Er ging zu Fuß noch einen größeren durch den Ort. Er selbst war zwar gebürtiger Waliser, hatte sich aber gut mit den Schotten zurecht gefunden. Nur die Leute in Gretna waren scheinbar ein Volk für sich. Eine eigentümliche Gruppe in dieser Kleinstadt im südlichsten Westen der schottischen Halbinsel, ein paar Meilen von Carlisle entfernt. Der Ort an sich war ruhig, zumal die Zeit schon sehr weit fortgeschritten war. Aber wer gute Ohren hatte, konnte manchmal das Meer, aber auch vereinzelt die nahe Autobahn hören. Ein paar Möwenschreie, ein im Bahnhof haltender Zug. Idyllisch kam es Craig aber weiß Gott nicht vor. Doch er verschob des Nachdenken auf morgen. Plötzlich war Blaulicht zu sehen, bald darauf kam ein Krankenwagen um die Ecke, von rechts ein alter, schäbiger Ford. Scheinbar hatte dessen Fahrer den Krankenwagen nicht gesehen, sodass er kurz vor der Kreuzung einen riesigen Bogen fuhr und die Fahrt des Ford mit einem Klirren an einem Laternenmast endete. Die Fluche des Fahrers wurden von der Sirene des Krankenwagens übertönt, der scheinbar mit einer Frau auf dem Weg ins Krankenhaus war. Craig bog voller Kopfschütteln in die nächste Seitenstraße ab.

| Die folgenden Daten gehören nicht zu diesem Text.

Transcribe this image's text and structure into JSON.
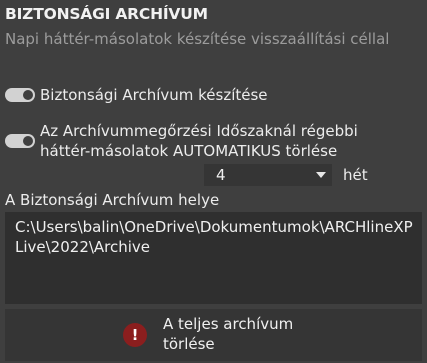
{
  "header": {
    "title": "BIZTONSÁGI ARCHÍVUM",
    "subtitle": "Napi háttér-másolatok készítése visszaállítási céllal"
  },
  "options": {
    "create_archive": {
      "label": "Biztonsági Archívum készítése",
      "checked": true
    },
    "auto_delete": {
      "label": "Az Archívummegőrzési Időszaknál régebbi háttér-másolatok AUTOMATIKUS törlése",
      "checked": true
    }
  },
  "retention": {
    "value": "4",
    "unit": "hét"
  },
  "location": {
    "label": "A Biztonsági Archívum helye",
    "path": "C:\\Users\\balin\\OneDrive\\Dokumentumok\\ARCHlineXP Live\\2022\\Archive"
  },
  "delete_all": {
    "label": "A teljes archívum törlése",
    "icon": "warning-exclamation-icon",
    "icon_glyph": "!"
  },
  "colors": {
    "background": "#3f3f3f",
    "field": "#2f2f2f",
    "warning": "#8b1e1e"
  }
}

Davie hatte mehr Sorge, dass die Gemeinde wegen dem kaputten Laternenmasten Ärger machen würde, als der Präsident wegen dem Unfall und des Schadens am Auto. Schnell war er wieder am Vereinsheim und stieg die Treppen hinauf. Drinnen lag Alex immer noch auf der Liege, hatte einen starken Verband um den Brustkorb. "Ah, wenigstens bekomme ich jetzt was leckeres zu essen." - "Naja, lecker?", meinte Davie, "Chucks Köchin war nicht da, weil ihr zweiter Sohn eine Theateraufführung hatte." - "Ihr zweiter? Also nicht unser Harding, sondern dessen kleiner Bruder?" - "Ja. So musste Chuck selbst ran." - "Naja, dann schmeckt es eben etwas mehr nach Tabak. Bei meinem Rippenbruch macht das auch nichts mehr aus." - "Rippenbruch?" - "Ja", erwiderte Bentley, der mit einem Wägelchen aus dem Nebenraum kam, "Alex wird für einen Monat mindestens ausfallen. Darauf habe ich uns aber noch ein gutes Bier besorgt. Geht aufs Haus!"